2. Xennial Politicians

We often see the advertising and marketing trades spotlight the importance of millennials. But in the last election cycle in the US, we saw several older millennials and younger gen-Xers becoming more influential in culture, consumption and politics. Their interests are broad and largely progressive, with concerns about climate change, gender equality, education and immigration reform top of mind. And as the JWT report finds, they are “engaging in politics to grapple with the unique systemic challenges they’ve inherited, from student debt to housing prices.”

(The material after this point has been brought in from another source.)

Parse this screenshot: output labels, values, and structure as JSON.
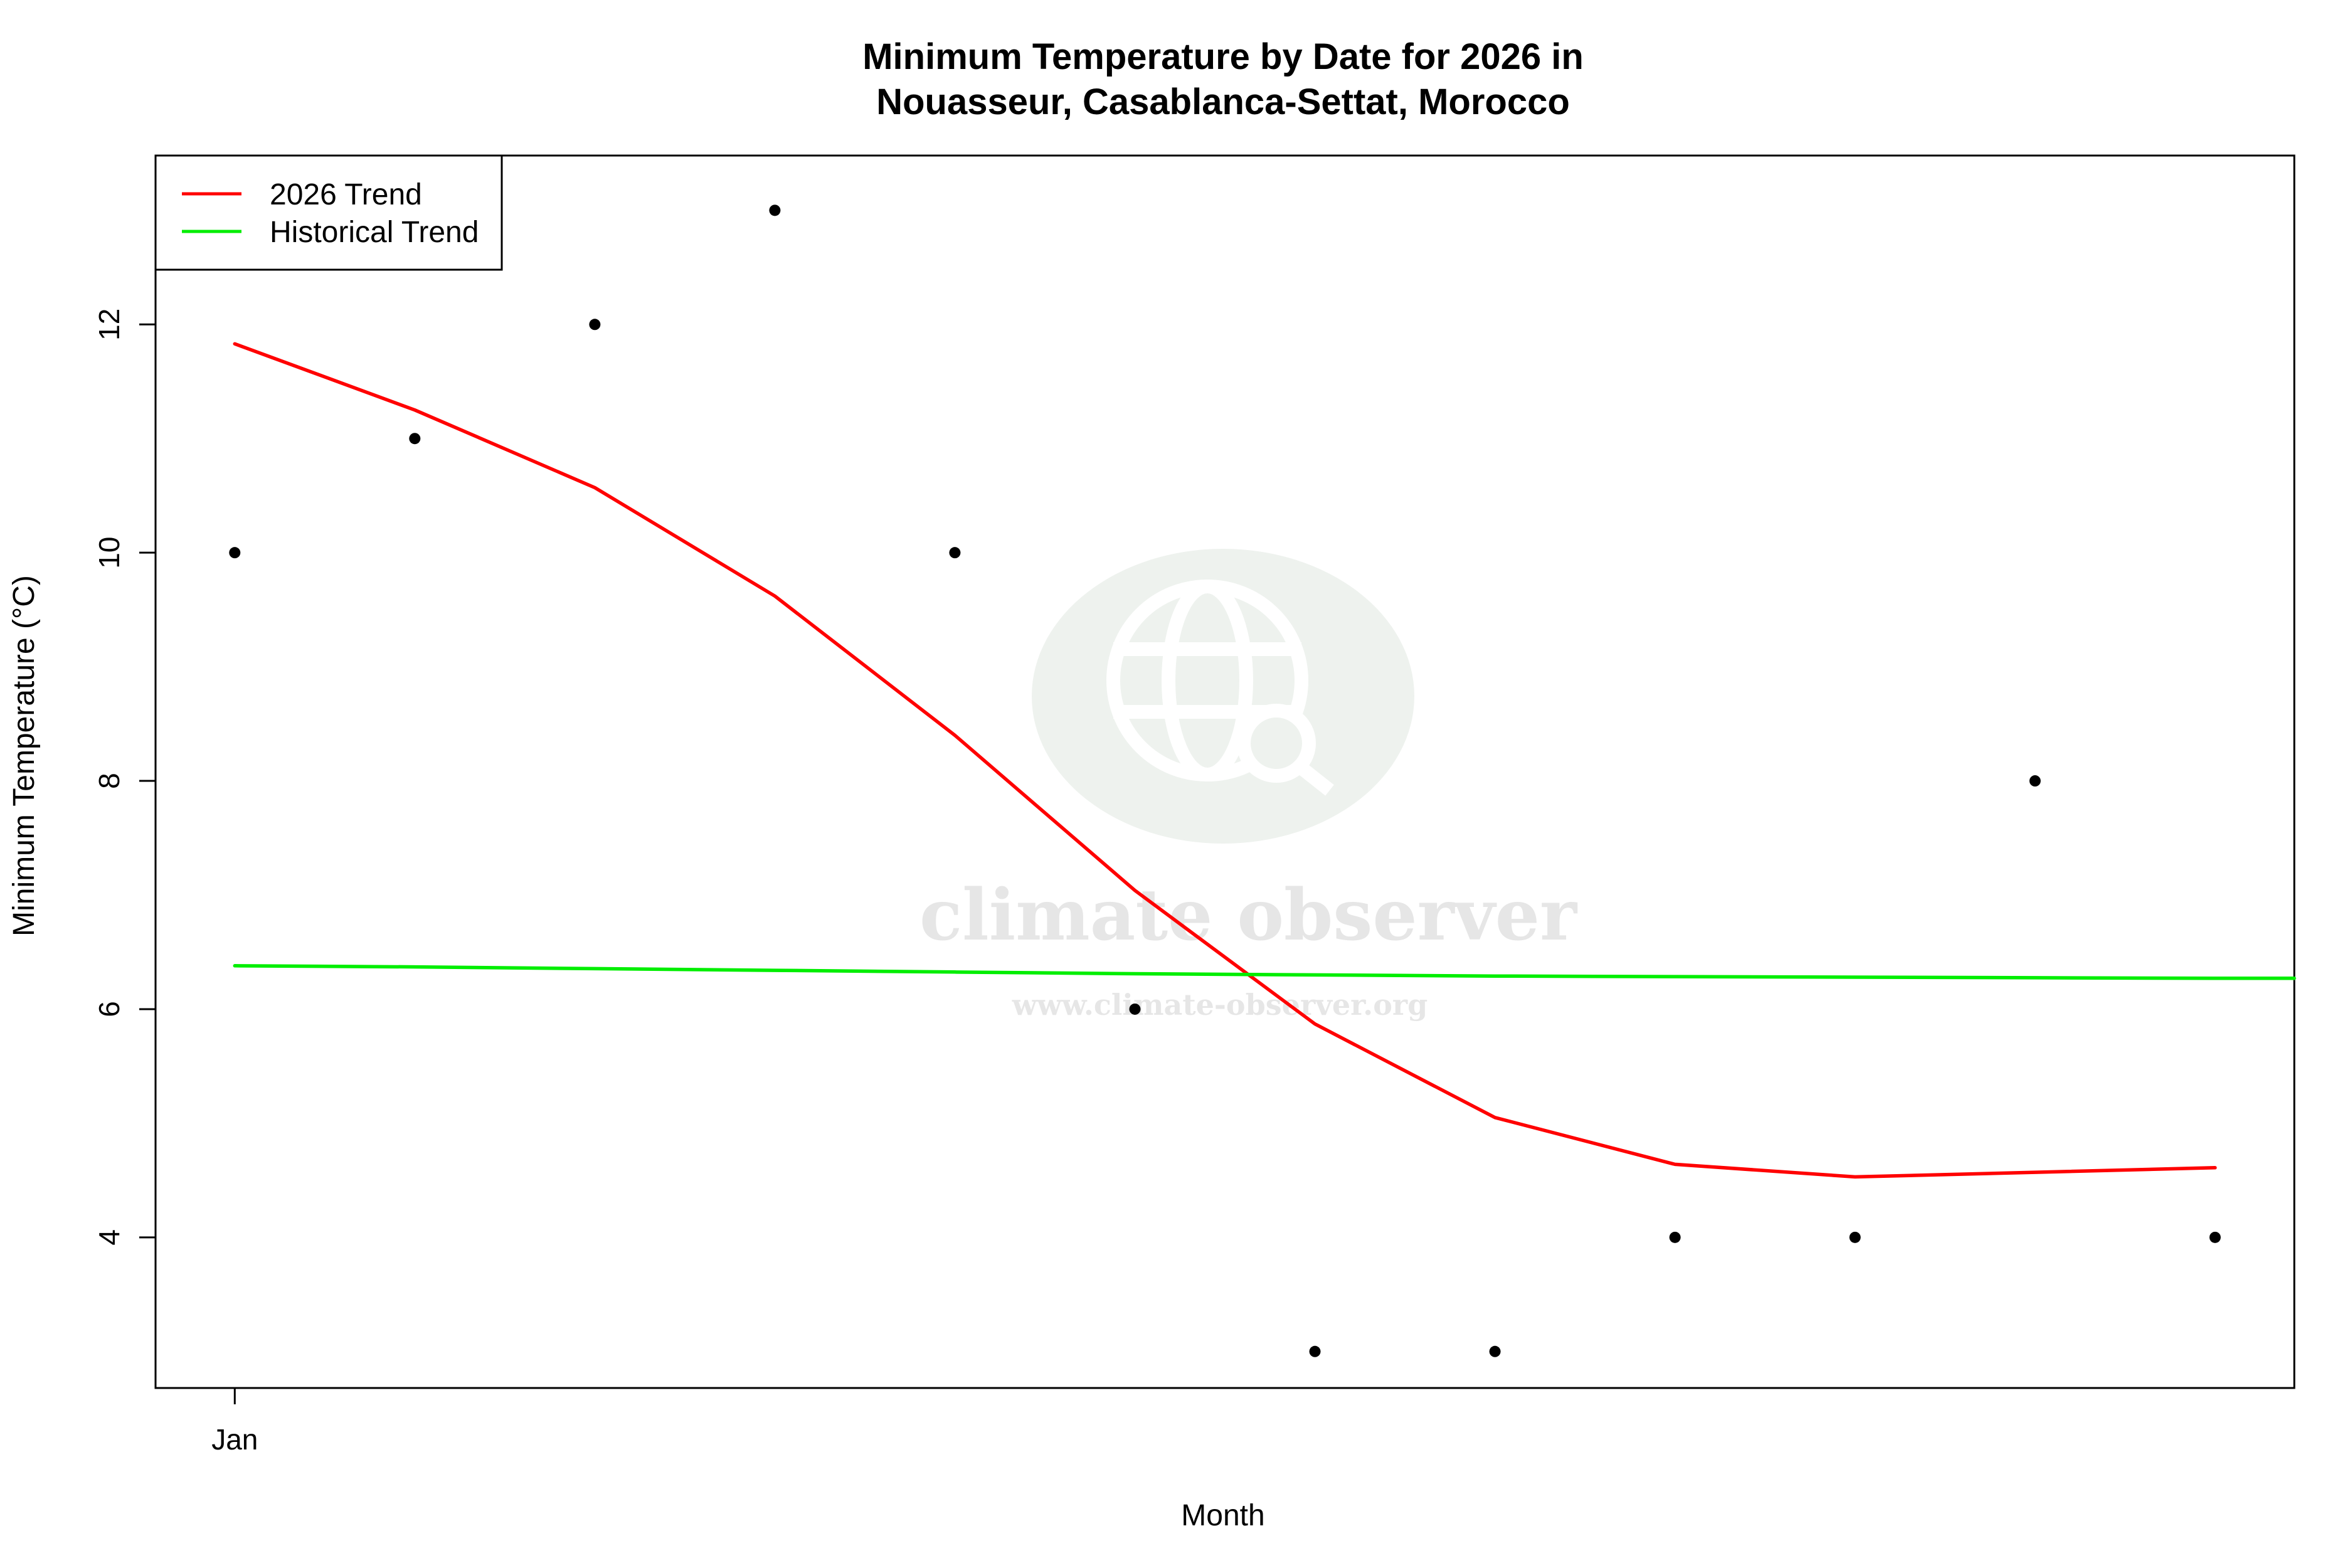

We can see this effect play out for brands in the way they are shaping and having conversations. Frank, sardonic humor like social media accounts from Steak-Umm, bring a combination of realness and wit that reflect this cohort who are often saddled with tremendous student debt and the reality that home ownership isn’t often an achievable goal. Brands can tap into this movement by acknowledging that much of the status quo is rigged against this generation and provide ways (or at least light-hearted relief) to affect meaningful change.

3. Mothers Of Ambition

This last year has seen a rebranding of motherhood. From New Zealand’s prime minister bringing her baby onto the floor of the UN, to Sports Illustrated model Mara Martin walking the runway in a gold bikini while breastfeeding, women are leading a new conversation about what it means to be a mom.

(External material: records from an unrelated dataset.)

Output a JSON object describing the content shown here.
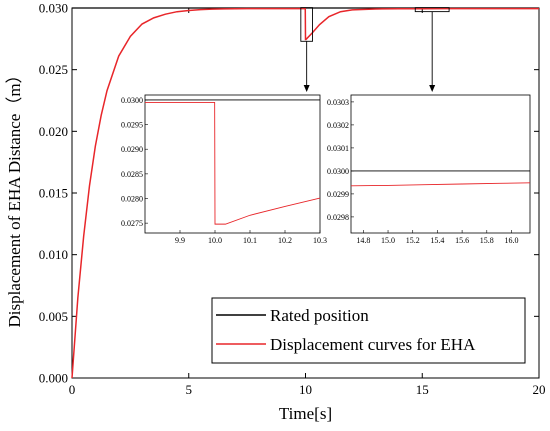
{
  "colors": {
    "rated": "#000000",
    "eha": "#e8262a",
    "axis": "#000000",
    "background": "#ffffff"
  },
  "chart_data": {
    "type": "line",
    "xlabel": "Time[s]",
    "ylabel": "Displacement of EHA Distance（m）",
    "xlim": [
      0,
      20
    ],
    "ylim": [
      0,
      0.03
    ],
    "xticks": [
      "0",
      "5",
      "10",
      "15",
      "20"
    ],
    "yticks": [
      "0.000",
      "0.005",
      "0.010",
      "0.015",
      "0.020",
      "0.025",
      "0.030"
    ],
    "legend_position": "bottom-right",
    "series": [
      {
        "name": "Rated position",
        "color": "#000000",
        "x": [
          0,
          20
        ],
        "y": [
          0.03,
          0.03
        ]
      },
      {
        "name": "Displacement curves for EHA",
        "color": "#e8262a",
        "x": [
          0,
          0.25,
          0.5,
          0.75,
          1.0,
          1.25,
          1.5,
          2.0,
          2.5,
          3.0,
          3.5,
          4.0,
          4.5,
          5.0,
          5.5,
          6.0,
          6.5,
          7.0,
          7.5,
          8.0,
          9.0,
          9.99,
          10.0,
          10.02,
          10.3,
          10.6,
          11.0,
          11.5,
          12.0,
          13.0,
          14.0,
          15.0,
          16.0,
          18.0,
          20.0
        ],
        "y": [
          0,
          0.0065,
          0.0115,
          0.0156,
          0.0188,
          0.0213,
          0.0233,
          0.0261,
          0.0277,
          0.0287,
          0.0292,
          0.0295,
          0.0297,
          0.0298,
          0.02987,
          0.02991,
          0.02993,
          0.02994,
          0.02995,
          0.02995,
          0.02995,
          0.02995,
          0.02745,
          0.02745,
          0.028,
          0.02865,
          0.0293,
          0.0297,
          0.02985,
          0.02992,
          0.02994,
          0.029935,
          0.029945,
          0.02995,
          0.02995
        ]
      }
    ],
    "insets": [
      {
        "xlim": [
          9.8,
          10.3
        ],
        "ylim": [
          0.0273,
          0.0301
        ],
        "xticks": [
          "9.9",
          "10.0",
          "10.1",
          "10.2",
          "10.3"
        ],
        "yticks": [
          "0.0275",
          "0.0280",
          "0.0285",
          "0.0290",
          "0.0295",
          "0.0300"
        ],
        "rated_y": 0.03,
        "eha_x": [
          9.8,
          9.999,
          10.0,
          10.03,
          10.1,
          10.2,
          10.3
        ],
        "eha_y": [
          0.02995,
          0.02995,
          0.02748,
          0.02748,
          0.02766,
          0.02784,
          0.02801
        ]
      },
      {
        "xlim": [
          14.7,
          16.15
        ],
        "ylim": [
          0.02973,
          0.03033
        ],
        "xticks": [
          "14.8",
          "15.0",
          "15.2",
          "15.4",
          "15.6",
          "15.8",
          "16.0"
        ],
        "yticks": [
          "0.0298",
          "0.0299",
          "0.0300",
          "0.0301",
          "0.0302",
          "0.0303"
        ],
        "rated_y": 0.03,
        "eha_x": [
          14.7,
          15.0,
          15.3,
          15.6,
          15.9,
          16.15
        ],
        "eha_y": [
          0.029935,
          0.029937,
          0.02994,
          0.029943,
          0.029946,
          0.029948
        ]
      }
    ]
  }
}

Even five years ago, we were writing here on Branding Strategy Insider about the need to break through the common (and tired) tropes. Back then, Mark Di Somma offered, “Showing women of all ages and sizes in their advertising, showing women in leadership roles, showing women as entrepreneurs, women of different races, even different religions – these are all examples of how smart marketers can not only celebrate and endorse their biggest market, but also telegraph empathy, commitment and confidence.” Today, smart brands don’t shy away from real and raw portrayals of motherhood, and the consumers can’t seem to get enough.

4. Reframing Masculinity

2018 hasn’t been an easy year for men. Between #timesup, #namehim and #metoo, shocking revelations about a small, but high-profile group of men in positions of power have put a spotlight on what has been called “toxic masculinity.” Toxic often refers to archaic stereotypes that lack nuance, flexibility and compassion and brands like Hims, Axe and Harry’s are paving the way for a more accurate portrayal of what it means to be a man.

Peter Maxwell, senior journalist and author of the Future Laboratory’s “New Masculinity” study, tells the JWT Intelligence that, “There’s a need for brands to become involved in providing better role models for men and to undo some of the damage that they’ve been complicit in subjecting society to over the last 50 to 100 years.”

5. Zeitgeist Shades

While the least sociologically profound on this list, some of the colors you should expect to see brands playing with this year include a multitude of black shades. Even the cover of The Economist was black for their “Year Ahead” issue. Designers are drawn to the mystic connotations of black, as they search for “wisdom, elegance, sophistication and magic.” Meta-metallics are also called out, as Apple’s iPhone XS debuted in gold this year. And more subtle tones like aqua and Pantone’s “Living Coral” are giving technology a softer look.

Brands can tap into these colors in subtle ways across a wide palette of media to connect with consumers on a different level. If you need proof, just check out the aqua tones used by Google in their Home Mini speaker.

This time of year, nearly every publisher will be offering some listicle of important things to pay attention to in the coming year. Let these lists inspire your imagination and creativity as you look for ways to bring better competitiveness to your brand in 2019.